Boş bir söz olarak veya ciddi bir plan olarak veya bir
hayal veya bir sitem veya bir isyan olarak, bu memlekette gitmekten hiç söz
etmemiş olan var mıdır acaba?
Ne diyebilirim ki?
Git demek içimden gelmiyor. Mutlaka daha sorunsuz, daha
belasız, daha sakin yaşanabilir, o ellerde. Peki, oradaki insanlar gibi o
kültürün, o alışkanlıkların güzelliklerini hissetme şansın var mı, dostum?
Kendi memleketin gibi olur mu hiç?
Aslında sen de biliyorsun bu gerçeği. Gittiğin yere
kendini de götüreceğini biliyorsun. Kavafis’in dizelerini… Havasını soluduğun
bu şehir, yürüdüğün sokaklar, çocukluğunu yaşadığın mahalle, hepsi, hepsi
arkandan gelecek.
Olsun, diyorsun, en azından çocuğumuz için…
Ne diyebilirim ki?
Kal demek içimden gelmiyor. Kal, direnelim, mücadele
edelim, gibi tumturaklı laflar kâr etmez şu anda sana. Sen zaten bu memleketin
seni terk ettiğini düşünüyorsun; o nedenle gitmek istiyorsun.
Haklısın, uzun zamandır yalnızız biz. Memleketimizde
yalnızlık içindeyiz. Eğitimde, sağlıkta, her türlü sorunda çözümlerin tek
başına aranmaya başlandığı günden beri. “Güzel olan – gerekli olan – mümkün
olan” birliğinin bozulduğu günden beri. Örgütlü hareket etmenin unutulduğu,
“Çevreden merkeze yürüyenler” diye garabet bir felsefenin yaygınlaştığı günden
beri. Halkı bir türlü anlamayan ve “alçak gönüllü” tavırlarını arabeski
hoşgörerek kanıtlamaya çalışan entellerin köşe başlarını kaptığı günden beri.
Aslında, 12 Eylül’den beri.
Biliyorum, gitmek kadar kalmak da istiyorsun. Bir yandan
da, bu kadar kararlı sözler ettikten sonra kalınır mı buralarda diye içinden
geçiriyorsun.
Ama böyle bir şeyi düşünmemiş olan kim var ki?

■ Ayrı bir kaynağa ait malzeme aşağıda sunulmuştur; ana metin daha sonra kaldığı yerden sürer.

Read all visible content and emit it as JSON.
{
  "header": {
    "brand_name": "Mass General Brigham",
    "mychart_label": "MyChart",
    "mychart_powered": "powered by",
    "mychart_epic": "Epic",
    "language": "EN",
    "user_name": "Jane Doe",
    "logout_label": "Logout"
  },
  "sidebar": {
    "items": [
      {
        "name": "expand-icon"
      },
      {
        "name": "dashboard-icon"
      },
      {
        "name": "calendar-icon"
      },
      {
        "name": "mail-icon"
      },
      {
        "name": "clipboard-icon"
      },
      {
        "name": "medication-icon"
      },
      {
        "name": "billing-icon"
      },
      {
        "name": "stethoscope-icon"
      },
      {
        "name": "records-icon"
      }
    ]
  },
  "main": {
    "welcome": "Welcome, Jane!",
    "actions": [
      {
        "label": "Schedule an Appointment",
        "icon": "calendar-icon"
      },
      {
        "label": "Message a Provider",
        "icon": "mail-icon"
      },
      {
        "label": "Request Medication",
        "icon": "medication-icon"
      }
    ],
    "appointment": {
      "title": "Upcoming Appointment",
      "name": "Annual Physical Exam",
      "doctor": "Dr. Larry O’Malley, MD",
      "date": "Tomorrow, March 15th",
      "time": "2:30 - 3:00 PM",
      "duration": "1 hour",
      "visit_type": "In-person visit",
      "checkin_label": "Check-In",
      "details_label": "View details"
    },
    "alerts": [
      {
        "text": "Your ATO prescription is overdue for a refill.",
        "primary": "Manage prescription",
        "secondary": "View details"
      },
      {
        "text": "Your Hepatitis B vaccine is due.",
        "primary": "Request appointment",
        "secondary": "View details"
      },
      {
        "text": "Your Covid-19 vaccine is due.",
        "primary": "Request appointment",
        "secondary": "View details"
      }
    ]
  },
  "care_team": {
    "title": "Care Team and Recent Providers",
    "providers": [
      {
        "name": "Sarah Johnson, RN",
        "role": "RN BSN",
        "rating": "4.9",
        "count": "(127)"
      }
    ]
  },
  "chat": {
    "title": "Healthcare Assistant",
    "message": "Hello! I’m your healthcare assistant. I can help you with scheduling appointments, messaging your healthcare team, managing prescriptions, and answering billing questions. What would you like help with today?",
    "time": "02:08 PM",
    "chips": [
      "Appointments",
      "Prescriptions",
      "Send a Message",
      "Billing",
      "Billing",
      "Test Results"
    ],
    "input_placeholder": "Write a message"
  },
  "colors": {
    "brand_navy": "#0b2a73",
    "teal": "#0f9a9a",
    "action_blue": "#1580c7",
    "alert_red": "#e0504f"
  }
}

Yine de, belki gitmezsin. Gidemezsiniz. Belki de yıllarca
aynı konuyu anlatırsın bana. Çekip gitmek üzerine sözler edersin. Yaşarsın bu Gidemeyenler
Ülkesi’nde, hep gitmek isteyerek kalırsın.
Gitmeyi istemek. Sevgiliyi terk etmek, intihar etmeyi
düşünmek. Sonra vazgeçsen de o dal kırılmıştır artık. Böylesine kırılmadan
önceki günlerine bir daha dönemeyeceksin.
Varsın dönemeyelim önceki günlere. Gitmeyelim de
dönmeyelim de… Yeniden başlayalım dostum, hadi, yeniden!
Bırakma elimi.
Zafer Köse
Harika analiz, sorun kalmak değil ki çözüm gitmek olsun. Gitmek sadece uzaklaşmak olabilir ama kaçamaz insan memleketinden. Uzaklaşsa bile bu hiç bir meseleyi çözmez bilakis alevler. Zafer Köse’nin çözüm önerisine katılıyorum.